O carro de corrida, com pneus slick e suspensão recalibrada, transforma completamente a dinâmica: a velocidade final se equivale ao M2 de rua, mas a capacidade de contornar curvas está em outro nível. Farfus brincava no limite, fazendo escorregadas controladas ao estilo drifting, uma demonstração vívida do quanto a técnica e a confiança influenciam o desempenho em pista.
Foi uma aula de pilotagem em tempo real.

A estrela do evento: o novo BMW M2 CS
Fechando as atrações do festival, a BMW apresentou o M2 CS, a versão mais extrema, leve e exclusiva do M2, e que terá apenas 30 unidades destinadas ao Brasil, comemorando os 30 anos da marca no país.

Não se trata apenas de uma edição especial: o M2 CS representa a essência da engenharia M quando a divisão decide entregar tudo o que tem em matéria de desempenho. O carro é um conjunto afinado para puristas, daqueles que valorizam resposta imediata, comportamento afiado e sensação de carro de corrida homologado para a rua.

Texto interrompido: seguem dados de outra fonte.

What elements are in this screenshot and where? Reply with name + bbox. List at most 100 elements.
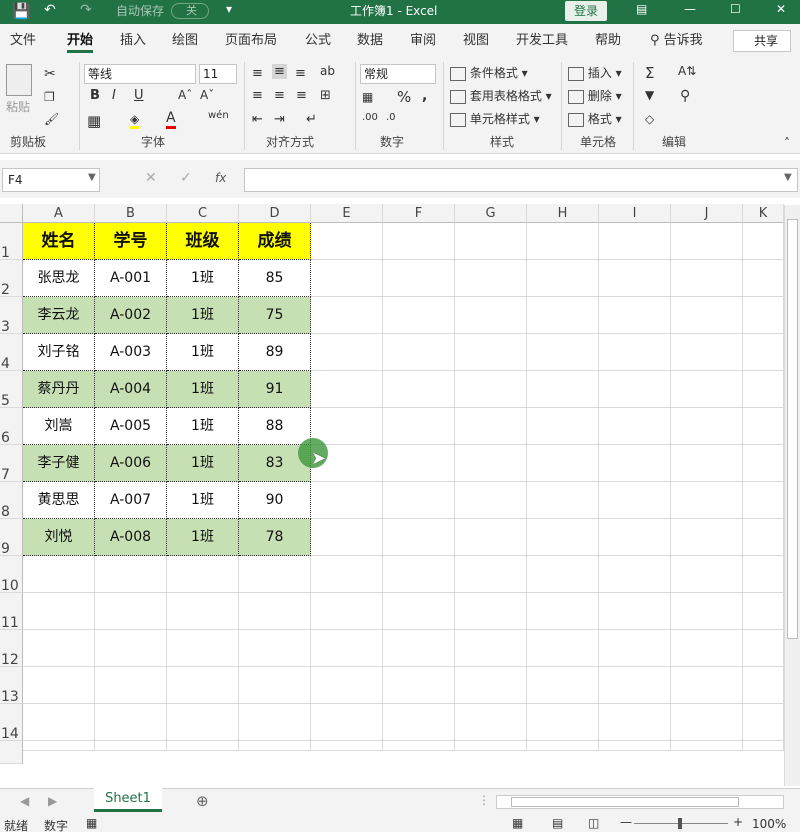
- cancel-icon[interactable]: ✕: [145, 170, 157, 186]
- empty-cell[interactable]: [527, 223, 599, 260]
- maximize-icon[interactable]: ☐: [730, 2, 741, 16]
- empty-cell[interactable]: [239, 593, 311, 630]
- accounting-format-icon[interactable]: ▦: [362, 90, 373, 104]
- copy-icon[interactable]: ❐: [44, 90, 55, 104]
- increase-indent-icon[interactable]: ⇥: [274, 112, 285, 127]
- split-handle-icon[interactable]: ⋮: [478, 793, 490, 807]
- empty-cell[interactable]: [383, 704, 455, 741]
- empty-cell[interactable]: [743, 482, 784, 519]
- table-cell[interactable]: A-008: [95, 519, 167, 556]
- empty-cell[interactable]: [23, 593, 95, 630]
- table-cell[interactable]: 75: [239, 297, 311, 334]
- formula-input[interactable]: [244, 168, 798, 192]
- empty-cell[interactable]: [311, 519, 383, 556]
- row-header[interactable]: 15: [0, 741, 23, 764]
- empty-cell[interactable]: [671, 593, 743, 630]
- table-cell[interactable]: 蔡丹丹: [23, 371, 95, 408]
- share-button[interactable]: 共享: [733, 30, 791, 52]
- empty-cell[interactable]: [167, 556, 239, 593]
- empty-cell[interactable]: [311, 408, 383, 445]
- row-header[interactable]: 1: [0, 223, 23, 261]
- align-left-icon[interactable]: ≡: [252, 88, 263, 103]
- cell-styles-button[interactable]: 单元格样式 ▾: [450, 110, 540, 127]
- empty-cell[interactable]: [743, 260, 784, 297]
- empty-cell[interactable]: [671, 260, 743, 297]
- row-header[interactable]: 5: [0, 371, 23, 409]
- table-cell[interactable]: 刘悦: [23, 519, 95, 556]
- empty-cell[interactable]: [599, 593, 671, 630]
- row-header[interactable]: 11: [0, 593, 23, 631]
- empty-cell[interactable]: [455, 223, 527, 260]
- empty-cell[interactable]: [743, 297, 784, 334]
- empty-cell[interactable]: [527, 741, 599, 751]
- empty-cell[interactable]: [671, 297, 743, 334]
- column-header[interactable]: E: [311, 204, 383, 223]
- align-bottom-icon[interactable]: ≡: [295, 66, 306, 81]
- tab-view[interactable]: 视图: [463, 24, 489, 56]
- empty-cell[interactable]: [743, 408, 784, 445]
- align-top-icon[interactable]: ≡: [252, 66, 263, 81]
- empty-cell[interactable]: [455, 371, 527, 408]
- empty-cell[interactable]: [599, 260, 671, 297]
- empty-cell[interactable]: [383, 482, 455, 519]
- align-middle-icon[interactable]: ≡: [272, 64, 287, 79]
- empty-cell[interactable]: [599, 334, 671, 371]
- empty-cell[interactable]: [599, 223, 671, 260]
- font-size-select[interactable]: 11: [199, 64, 237, 84]
- tab-developer[interactable]: 开发工具: [516, 24, 568, 56]
- empty-cell[interactable]: [527, 667, 599, 704]
- empty-cell[interactable]: [95, 667, 167, 704]
- insert-function-button[interactable]: fx: [215, 171, 226, 185]
- percent-button[interactable]: %: [397, 88, 411, 106]
- empty-cell[interactable]: [311, 482, 383, 519]
- wrap-text-icon[interactable]: ↵: [306, 112, 317, 127]
- decrease-font-icon[interactable]: Aˇ: [200, 88, 214, 102]
- table-cell[interactable]: 85: [239, 260, 311, 297]
- empty-cell[interactable]: [671, 667, 743, 704]
- vertical-scroll-thumb[interactable]: [787, 219, 798, 639]
- column-header[interactable]: D: [239, 204, 311, 223]
- table-cell[interactable]: A-007: [95, 482, 167, 519]
- empty-cell[interactable]: [383, 260, 455, 297]
- column-header[interactable]: A: [23, 204, 95, 223]
- table-cell[interactable]: A-005: [95, 408, 167, 445]
- collapse-ribbon-icon[interactable]: ˄: [784, 136, 790, 150]
- delete-cells-button[interactable]: 删除 ▾: [568, 87, 622, 104]
- empty-cell[interactable]: [599, 704, 671, 741]
- empty-cell[interactable]: [743, 556, 784, 593]
- horizontal-scrollbar[interactable]: [496, 795, 784, 809]
- table-cell[interactable]: 1班: [167, 334, 239, 371]
- sort-filter-icon[interactable]: A⇅: [678, 64, 696, 78]
- tab-draw[interactable]: 绘图: [172, 24, 198, 56]
- empty-cell[interactable]: [167, 667, 239, 704]
- table-cell[interactable]: 1班: [167, 371, 239, 408]
- empty-cell[interactable]: [743, 334, 784, 371]
- empty-cell[interactable]: [599, 667, 671, 704]
- empty-cell[interactable]: [599, 519, 671, 556]
- empty-cell[interactable]: [167, 741, 239, 751]
- minimize-icon[interactable]: —: [684, 2, 696, 16]
- table-cell[interactable]: A-002: [95, 297, 167, 334]
- empty-cell[interactable]: [167, 630, 239, 667]
- column-header[interactable]: H: [527, 204, 599, 223]
- column-header[interactable]: K: [743, 204, 784, 223]
- empty-cell[interactable]: [527, 260, 599, 297]
- macro-record-icon[interactable]: ▦: [86, 816, 97, 830]
- empty-cell[interactable]: [23, 741, 95, 751]
- table-header-cell[interactable]: 学号: [95, 223, 167, 260]
- empty-cell[interactable]: [167, 704, 239, 741]
- empty-cell[interactable]: [95, 630, 167, 667]
- format-as-table-button[interactable]: 套用表格格式 ▾: [450, 87, 552, 104]
- table-cell[interactable]: 89: [239, 334, 311, 371]
- empty-cell[interactable]: [527, 334, 599, 371]
- table-cell[interactable]: 78: [239, 519, 311, 556]
- empty-cell[interactable]: [527, 371, 599, 408]
- table-cell[interactable]: 李云龙: [23, 297, 95, 334]
- fill-icon[interactable]: ▼: [645, 88, 654, 102]
- undo-icon[interactable]: ↶: [44, 2, 56, 18]
- empty-cell[interactable]: [311, 630, 383, 667]
- autosave-toggle[interactable]: 关: [171, 3, 209, 19]
- empty-cell[interactable]: [527, 519, 599, 556]
- empty-cell[interactable]: [383, 593, 455, 630]
- zoom-level[interactable]: 100%: [752, 817, 786, 831]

Destaques técnicos do M2 CS
- Motor 3.0 M TwinPower Turbo com 510 cv e 66,3 m·kgf
- Velocidade máxima: 302 km/h
- Alívio de 30 kg graças ao uso extensivo de plástico reforçaso com fibra de carbono (teto, bancos concha, peças estruturais)
- Freios carbocerâmicos exclusivos
- Rodas douradas de 19” na dianteira e 20” na traseira
- Pacote aerodinâmico revisado com defletor dianteiro, extrator e defletor traseiro“ducktail”
- Interior em Merino com detalhes M Performance
- Recordista de Nürburgring na categoria com o tempo de 7:25,5

Ao vivo, o carro impressiona pela postura — baixa, larga, intimidante — e pela qualidade dos elementos em comoósito de fibra de carbono, que além de belos são funcionais. O interior, com bancos-concha leves e ergonomia voltada para pista, reforça que a função vem antes da forma.
Com preço de lançamento de R$ 980.950, o M2 CS se posiciona como um dos carros mais especiais já vendidos pela marca no país, e certamente um futuro colecionável.

Um dia de pista para guardar na memória
O Festival BMW 2025 foi muito mais do que um evento de marca: foi uma celebração ao prazer de dirigir, com carros capazes de revelar nuances distintas do traçado mais técnico do Brasil. Entre a velocidade recorde no M2, a experiência ao lado de Farfus e o contato com o novo M2 CS, ficou claro que Interlagos continua sendo o palco perfeito para entender o que faz um verdadeiro esportivo brilhar.
Um dia para guardar e reviver mentalmente por muito tempo.